Segurança nos bancos é um tema em evidência para a categoria. Como a Fetrafi-SC tem tratado deste assunto?

Temos uma legislação que prevê inúmeros mecanismos de segurança nas variadas instituições financeiras e temos feito um debate constante sobre isso. Por mais que os próprios bancos tenham conhecimento a respeito, o que percebemos é um afrouxamento no cumprimento dessas regras. As justificativas vão desde a afirmação de que a legislação seria muito rígida até a competição com novas tecnologias, como os bancos digitais, e que isso estaria causando a perda de clientes. Os banqueiros apontam que novas agências bancárias, inclusive, podem não garantir todas as exigências de segurança, o que é extremamente preocupante. Lutamos para que esses mecanismos sejam mantidos. Isso traz segurança ao  bancário, também beneficia diretamente a sociedade, o cidadão que usa os serviços de um banco.

 

Há uma iniciativa do governo prevendo a abertura dos bancos aos sábados. Como estão as discussões sobre isso?

A Medida Provisória 881, apresentada pelo governo ao Congresso Nacional, previa a abertura dos bancos aos sábados, domingos e feriados. Com este formato, na lógica de ‘liberação total’, não havia o mínimo de preocupação com a segurança nem o mínimo de garantia para o trabalhador. Como resultado de um movimento de pressão aos parlamentares no Congresso, conseguimos avanços significativos. Foi retirada a abertura aos domingos e feriados, mas ainda permaneceu uma polêmica em relação aos sábados. Essa discussão permanece, pois há, entre tantos outros problemas, um conflito na questão de legislação. A lei aprovada (13.874/19), permite que as agências sejam abertas aos sábados, porém, a CLT proíbe que o bancário trabalhe nesses dias. Nossa defesa é pela manutenção da proibição do trabalho dos bancários aos sábados. Essa, na verdade, é apenas mais uma medida de um conjunto de ações atrapalhadas e nefastas desse governo.

 

O que já está previsto na agenda de luta para o próximo período?

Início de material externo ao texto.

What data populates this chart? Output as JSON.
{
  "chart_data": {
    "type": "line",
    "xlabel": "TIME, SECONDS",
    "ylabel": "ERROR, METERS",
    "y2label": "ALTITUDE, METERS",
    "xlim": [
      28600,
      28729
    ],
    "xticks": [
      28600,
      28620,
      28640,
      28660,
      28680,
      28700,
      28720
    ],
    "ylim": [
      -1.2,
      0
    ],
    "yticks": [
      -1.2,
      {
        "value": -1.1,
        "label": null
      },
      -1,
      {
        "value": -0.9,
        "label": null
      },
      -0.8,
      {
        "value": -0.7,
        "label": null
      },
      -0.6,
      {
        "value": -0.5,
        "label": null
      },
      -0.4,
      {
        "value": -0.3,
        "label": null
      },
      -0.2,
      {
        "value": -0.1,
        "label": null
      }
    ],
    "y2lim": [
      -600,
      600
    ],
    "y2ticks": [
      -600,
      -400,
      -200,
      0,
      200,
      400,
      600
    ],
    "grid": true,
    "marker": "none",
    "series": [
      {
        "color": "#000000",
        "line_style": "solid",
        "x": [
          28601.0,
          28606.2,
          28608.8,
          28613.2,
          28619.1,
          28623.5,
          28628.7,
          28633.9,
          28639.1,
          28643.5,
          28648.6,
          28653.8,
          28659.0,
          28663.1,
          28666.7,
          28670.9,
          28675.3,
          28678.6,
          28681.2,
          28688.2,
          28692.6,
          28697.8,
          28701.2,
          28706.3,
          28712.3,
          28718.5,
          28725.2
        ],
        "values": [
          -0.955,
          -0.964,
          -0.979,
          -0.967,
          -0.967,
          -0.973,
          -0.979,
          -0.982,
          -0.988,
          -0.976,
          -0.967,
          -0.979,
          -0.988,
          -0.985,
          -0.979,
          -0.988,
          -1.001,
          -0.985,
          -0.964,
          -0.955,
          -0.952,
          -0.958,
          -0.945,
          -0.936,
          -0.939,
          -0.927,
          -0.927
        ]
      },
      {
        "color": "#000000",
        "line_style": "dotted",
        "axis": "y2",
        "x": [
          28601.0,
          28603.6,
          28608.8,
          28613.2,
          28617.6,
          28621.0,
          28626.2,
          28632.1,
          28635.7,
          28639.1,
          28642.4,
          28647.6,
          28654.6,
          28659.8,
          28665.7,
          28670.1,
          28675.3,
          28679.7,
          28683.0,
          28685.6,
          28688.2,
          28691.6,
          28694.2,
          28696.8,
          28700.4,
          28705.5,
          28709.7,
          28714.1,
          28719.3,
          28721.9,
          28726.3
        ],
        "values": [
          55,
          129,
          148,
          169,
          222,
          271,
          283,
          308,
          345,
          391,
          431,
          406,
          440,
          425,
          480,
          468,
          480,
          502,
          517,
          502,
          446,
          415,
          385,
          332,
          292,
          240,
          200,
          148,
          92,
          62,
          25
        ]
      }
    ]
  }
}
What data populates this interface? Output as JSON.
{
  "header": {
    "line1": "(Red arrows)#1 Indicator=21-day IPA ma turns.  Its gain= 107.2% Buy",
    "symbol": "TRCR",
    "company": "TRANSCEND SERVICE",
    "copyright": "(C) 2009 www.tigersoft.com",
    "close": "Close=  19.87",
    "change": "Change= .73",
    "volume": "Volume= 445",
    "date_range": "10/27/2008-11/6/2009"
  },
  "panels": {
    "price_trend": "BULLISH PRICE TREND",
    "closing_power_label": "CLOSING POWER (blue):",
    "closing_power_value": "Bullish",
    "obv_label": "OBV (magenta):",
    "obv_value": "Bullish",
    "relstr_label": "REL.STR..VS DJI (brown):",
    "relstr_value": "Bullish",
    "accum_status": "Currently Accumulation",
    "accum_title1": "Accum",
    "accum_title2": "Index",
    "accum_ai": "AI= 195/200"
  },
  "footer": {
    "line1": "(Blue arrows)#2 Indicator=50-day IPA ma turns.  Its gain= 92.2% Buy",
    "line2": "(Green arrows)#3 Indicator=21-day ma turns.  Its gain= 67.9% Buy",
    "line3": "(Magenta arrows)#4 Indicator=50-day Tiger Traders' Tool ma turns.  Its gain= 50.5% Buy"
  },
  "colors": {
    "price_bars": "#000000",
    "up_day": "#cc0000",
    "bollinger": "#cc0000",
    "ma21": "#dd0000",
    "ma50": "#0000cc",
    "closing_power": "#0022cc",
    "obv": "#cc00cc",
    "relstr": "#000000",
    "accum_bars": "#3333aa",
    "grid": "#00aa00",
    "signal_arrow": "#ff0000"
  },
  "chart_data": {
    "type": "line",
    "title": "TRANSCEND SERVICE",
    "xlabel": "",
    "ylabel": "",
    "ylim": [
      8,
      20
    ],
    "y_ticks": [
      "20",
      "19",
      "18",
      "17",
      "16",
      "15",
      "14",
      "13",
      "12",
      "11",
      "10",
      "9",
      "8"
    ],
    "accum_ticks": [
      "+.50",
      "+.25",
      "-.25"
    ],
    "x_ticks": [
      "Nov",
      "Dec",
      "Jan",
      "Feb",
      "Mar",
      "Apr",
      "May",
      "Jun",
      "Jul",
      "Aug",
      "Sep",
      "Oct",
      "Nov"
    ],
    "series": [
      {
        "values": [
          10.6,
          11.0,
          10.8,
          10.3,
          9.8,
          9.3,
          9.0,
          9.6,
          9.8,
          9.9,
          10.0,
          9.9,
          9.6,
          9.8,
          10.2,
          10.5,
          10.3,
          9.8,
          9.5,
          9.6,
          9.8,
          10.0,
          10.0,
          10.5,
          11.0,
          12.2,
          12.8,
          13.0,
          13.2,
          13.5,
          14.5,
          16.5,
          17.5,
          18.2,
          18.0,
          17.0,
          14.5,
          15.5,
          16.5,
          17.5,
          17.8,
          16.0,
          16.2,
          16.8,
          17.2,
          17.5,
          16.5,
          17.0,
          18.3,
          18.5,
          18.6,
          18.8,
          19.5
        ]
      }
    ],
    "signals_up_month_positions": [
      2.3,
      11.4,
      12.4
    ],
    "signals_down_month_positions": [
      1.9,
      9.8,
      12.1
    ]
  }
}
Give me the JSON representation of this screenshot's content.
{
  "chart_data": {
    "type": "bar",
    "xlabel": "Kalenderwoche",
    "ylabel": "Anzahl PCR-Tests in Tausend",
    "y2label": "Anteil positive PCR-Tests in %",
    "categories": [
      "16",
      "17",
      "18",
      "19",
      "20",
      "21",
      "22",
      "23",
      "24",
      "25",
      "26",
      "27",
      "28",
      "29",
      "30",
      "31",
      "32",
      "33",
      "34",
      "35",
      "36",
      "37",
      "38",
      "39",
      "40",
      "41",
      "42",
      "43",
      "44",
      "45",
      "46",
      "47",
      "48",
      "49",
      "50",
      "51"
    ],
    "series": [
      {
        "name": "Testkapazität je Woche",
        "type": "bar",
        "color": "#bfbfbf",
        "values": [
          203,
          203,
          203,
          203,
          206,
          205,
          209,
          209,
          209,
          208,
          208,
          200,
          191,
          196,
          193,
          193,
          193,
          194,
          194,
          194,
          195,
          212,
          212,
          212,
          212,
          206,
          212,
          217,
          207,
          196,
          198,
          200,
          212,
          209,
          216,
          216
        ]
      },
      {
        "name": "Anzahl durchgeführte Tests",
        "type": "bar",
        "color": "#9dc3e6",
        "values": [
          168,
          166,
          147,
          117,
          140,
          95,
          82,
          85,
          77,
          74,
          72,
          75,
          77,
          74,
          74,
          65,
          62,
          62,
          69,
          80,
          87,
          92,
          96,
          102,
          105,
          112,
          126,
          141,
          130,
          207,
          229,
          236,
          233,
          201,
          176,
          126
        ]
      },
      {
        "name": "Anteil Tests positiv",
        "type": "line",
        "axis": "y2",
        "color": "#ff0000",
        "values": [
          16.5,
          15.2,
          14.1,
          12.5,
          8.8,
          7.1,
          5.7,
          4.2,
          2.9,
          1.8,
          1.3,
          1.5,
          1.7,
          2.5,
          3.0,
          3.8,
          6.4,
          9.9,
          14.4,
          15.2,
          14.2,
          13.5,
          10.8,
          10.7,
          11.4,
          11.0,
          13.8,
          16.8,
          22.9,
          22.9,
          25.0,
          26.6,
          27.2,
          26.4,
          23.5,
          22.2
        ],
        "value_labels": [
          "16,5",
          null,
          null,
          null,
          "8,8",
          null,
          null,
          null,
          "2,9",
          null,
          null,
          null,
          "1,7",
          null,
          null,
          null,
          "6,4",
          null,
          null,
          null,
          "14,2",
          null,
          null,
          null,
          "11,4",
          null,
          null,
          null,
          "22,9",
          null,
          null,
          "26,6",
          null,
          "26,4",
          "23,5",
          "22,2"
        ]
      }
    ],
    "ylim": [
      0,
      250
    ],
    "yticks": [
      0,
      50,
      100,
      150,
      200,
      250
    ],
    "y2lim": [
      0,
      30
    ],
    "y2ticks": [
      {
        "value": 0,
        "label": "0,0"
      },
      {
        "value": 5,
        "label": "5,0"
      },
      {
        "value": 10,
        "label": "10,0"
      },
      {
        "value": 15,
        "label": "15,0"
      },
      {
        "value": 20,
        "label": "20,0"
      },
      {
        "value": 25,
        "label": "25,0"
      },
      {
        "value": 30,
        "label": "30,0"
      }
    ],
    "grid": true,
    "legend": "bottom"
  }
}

Estamos articulando a realização, nos próximos dias, em Florianópolis, de uma audiência pública em defesa da soberania, das empresas públicas e dos direitos. O objetivo é que esse debate também aconteça nos municípios, nas Câmaras de Vereadores. Infelizmente temos um governo que está abrindo mão da nossa soberania nacional. É notório o alinhamento do governo Bolsonaro com o governo americano de Donald Trump. Também na agenda, teremos em breve o Congresso estadual e o Congresso nacional da Central Única dos Trabalhadores. Outro encaminhamento é que os sindicatos, em conjunto com a Fetrafi-SC, desenvolvam atividades nos locais de trabalho, dialogando com os bancários sobre a importância dessas agendas.